Ada banyak spekulasi mengenai tawaran Trump kepada Moskow dan Kiev untuk mengakhiri perang. Banyak yang percaya bahwa Rusia tidak akan menerima syarat apa pun terkait penyerahan wilayah yang direbut pasukannya selama operasi militer atau terkait kehadiran pasukan asing di Ukraina.

Jika negosiasi ini berlangsung sesuai dengan keinginan Rusia, Ukraina harus kehilangan setidaknya seperlima wilayahnya yang direbut oleh pasukan Moskow. Rusia juga tidak akan mengizinkan Ukraina bergabung dengan NATO, yang merupakan salah satu alasan Moskow melancarkan operasi militernya.

Meskipun tenggat waktu 24 jam mungkin tidak dapat dipenuhi, banyak yang menantikan langkah apa yang akan diambil Trump terkait konflik ini setelah ia menjabat pada 20 Januari.

Perdamaian di Gaza

Konflik lain yang ingin diselesaikan Trump adalah perang antara Hamas dan Israel di Gaza, Palestina. Namun harapan akan netralitas Trump dalam konflik tersebut telah memudar, hal ini mencerminkan kebijakan Timur Tengahnya pada masa jabatan pertamanya dan pilihan menteri Kabinetnya.

Kebijakan luar negeri yang diambil Trump pada masa jabatan pertamanya, serta pilihan menteri Kabinetnya yang sangat pro-Israel, tampaknya menunjukkan bahwa Trump tidak akan memberikan solusi yang adil bagi warga Palestina di Gaza.

Hanya beberapa hari setelah terpilih menjadi Presiden Amerika Serikat ke-47, Trump langsung mengancam Hamas untuk segera membebaskan para sandera atau menghadapi “neraka”. Meskipun ia belum mengungkapkan strategi yang jelas mengenai upaya perdamaian yang akan ia lakukan di Gaza, ancaman Trump tidak memberikan kepercayaan terhadap kemampuan Amerika untuk menjadi perantara yang baik.

Mengingat hubungannya dengan Perdana Menteri Benjamin Netanyahu, ada harapan bahwa Trump dapat menekan Israel untuk melakukan gencatan senjata.
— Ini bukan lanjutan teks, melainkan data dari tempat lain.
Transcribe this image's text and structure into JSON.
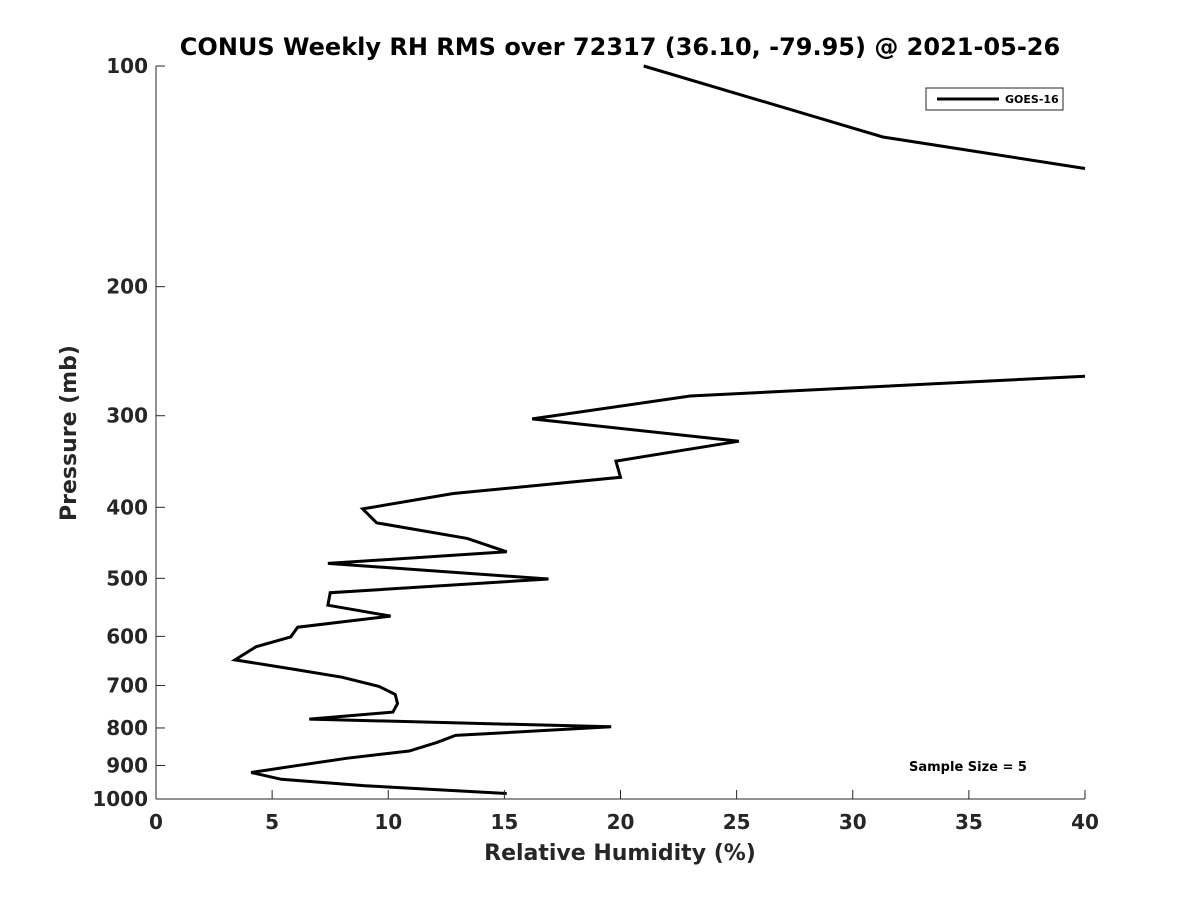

Namun, yang terakhir sedang berjuang untuk mempertahankan posisinya dan jelas ingin perang terus berlanjut untuk mencapai tujuan tersebut.

Pemicu konflik

Sementara itu, persaingan AS-Tiongkok juga sedang mencapai puncaknya, terkait dengan berbagai permasalahan mulai dari ekonomi, perdagangan dan perselisihan di Laut Cina Selatan hingga Taiwan. Ketegangan ini menimbulkan potensi konflik baru, khususnya terkait Taiwan.

Melihat kembali masa jabatan pertamanya, Trump cenderung mengambil sikap agresif dan konfrontatif terhadap Tiongkok. Kita tidak melupakan bagaimana Trump melancarkan apa yang disebutnya perang dagang dengan Beijing, yang dampaknya dirasakan di seluruh dunia.

Situasi di Selat Taiwan juga memburuk dalam beberapa tahun terakhir, ketika Presiden Tiongkok Xi Jinping menekankan dalam pidato Tahun Barunya bahwa tidak ada yang dapat menghentikan Beijing untuk bersatu kembali dengan Taiwan. Tergantung pada sikap Trump, hal ini berpotensi memicu konflik terbuka antara Tiongkok dan AS.

Selain itu, Trump juga sangat memusuhi Iran yang merupakan musuh AS dan Israel di Timur Tengah. Serangkaian tindakan Trump selama masa jabatan pertamanya, khususnya keputusannya untuk memerintahkan pembunuhan Panglima Pasukan Quds Iran Jenderal Qassem Soleimani, telah secara signifikan meningkatkan ketegangan di Timur Tengah, yang jika terulang kembali kemungkinan besar akan memicu perang yang lebih hebat lagi.

Trump bisa saja menerapkan langkah ini lagi pada masa jabatan keduanya, terutama mengingat dominasi Tiongkok yang semakin meningkat di berbagai bidang, seperti kendaraan ramah lingkungan.

Apapun langkah yang diambil Trump, ia harus menunggu peralihan kekuasaan dari pemerintahan Presiden Joe Biden. Apakah Trump akan menjadi pembawa perdamaian atau justru kebijakannya akan menimbulkan konflik baru di berbagai belahan dunia?